На этом он и будет пойман.
Поравнявшись с заброшенным виноградником, Алекс с сожалением посмотрел на крошечные зеленые кисти, прячущиеся под листьями. «Изабелла» пока только давала завязь. Он вернется сюда, когда ягоды начнут осыпаться.
Вернется, чтобы начать новую охоту.
Принцесса Чаш
Говорит о том, что какой-то важный этап внутреннего становления очень удачно подходит к концу. Предлагает совершить усилие и перейти на новый уровень (не следует забывать, что Принцесса Чаш курирует внутреннюю работу, состояние сознания, эмоции).
Предостерегает от душевной ленности и самодовольства. Призывает не слишком полагаться на талисманы и не увлекаться ритуалами — о чем бы ни шла речь в каждом конкретном случае.
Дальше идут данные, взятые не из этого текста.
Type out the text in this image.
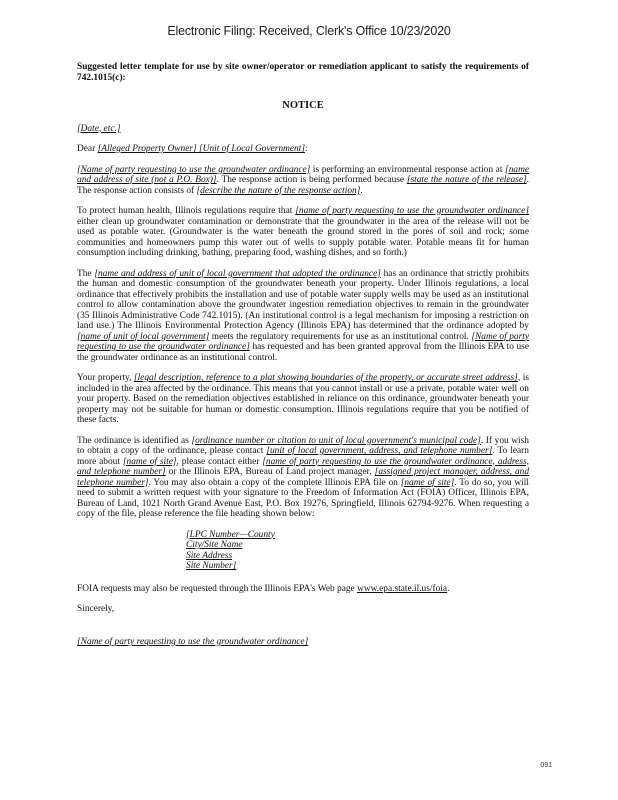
Electronic Filing: Received, Clerk's Office 10/23/2020

Suggested letter template for use by site owner/operator or remediation applicant to satisfy the requirements of 742.1015(c):

NOTICE

[Date, etc.]

Dear [Alleged Property Owner] [Unit of Local Government]:

[Name of party requesting to use the groundwater ordinance] is performing an environmental response action at [name and address of site (not a P.O. Box)]. The response action is being performed because [state the nature of the release]. The response action consists of [describe the nature of the response action].

To protect human health, Illinois regulations require that [name of party requesting to use the groundwater ordinance] either clean up groundwater contamination or demonstrate that the groundwater in the area of the release will not be used as potable water. (Groundwater is the water beneath the ground stored in the pores of soil and rock; some communities and homeowners pump this water out of wells to supply potable water. Potable means fit for human consumption including drinking, bathing, preparing food, washing dishes, and so forth.)

The [name and address of unit of local government that adopted the ordinance] has an ordinance that strictly prohibits the human and domestic consumption of the groundwater beneath your property. Under Illinois regulations, a local ordinance that effectively prohibits the installation and use of potable water supply wells may be used as an institutional control to allow contamination above the groundwater ingestion remediation objectives to remain in the groundwater (35 Illinois Administrative Code 742.1015). (An institutional control is a legal mechanism for imposing a restriction on land use.) The Illinois Environmental Protection Agency (Illinois EPA) has determined that the ordinance adopted by [name of unit of local government] meets the regulatory requirements for use as an institutional control. [Name of party requesting to use the groundwater ordinance] has requested and has been granted approval from the Illinois EPA to use the groundwater ordinance as an institutional control.

Your property, [legal description, reference to a plat showing boundaries of the property, or accurate street address], is included in the area affected by the ordinance. This means that you cannot install or use a private, potable water well on your property. Based on the remediation objectives established in reliance on this ordinance, groundwater beneath your property may not be suitable for human or domestic consumption. Illinois regulations require that you be notified of these facts.

The ordinance is identified as [ordinance number or citation to unit of local government's municipal code]. If you wish to obtain a copy of the ordinance, please contact [unit of local government, address, and telephone number]. To learn more about [name of site], please contact either [name of party requesting to use the groundwater ordinance, address, and telephone number] or the Illinois EPA, Bureau of Land project manager, [assigned project manager, address, and telephone number]. You may also obtain a copy of the complete Illinois EPA file on [name of site]. To do so, you will need to submit a written request with your signature to the Freedom of Information Act (FOIA) Officer, Illinois EPA, Bureau of Land, 1021 North Grand Avenue East, P.O. Box 19276, Springfield, Illinois 62794-9276. When requesting a copy of the file, please reference the file heading shown below:

[LPC Number—County
City/Site Name
Site Address
Site Number]

FOIA requests may also be requested through the Illinois EPA's Web page www.epa.state.il.us/foia.

Sincerely,

[Name of party requesting to use the groundwater ordinance]

091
Будучи живой девушкой, Принцесса Чаш оказывается сущим ангелом, этакой Золушкой, которая способна молча, терпеливо делать свое дело. При этом у нее легкий характер — чувственность, нежность, эмоциональная свобода; зависть и ревность ей, как правило, совершенно чужды. При наихудшем раскладе она может оказаться ленивой и чересчур самовлюбленной — только-то.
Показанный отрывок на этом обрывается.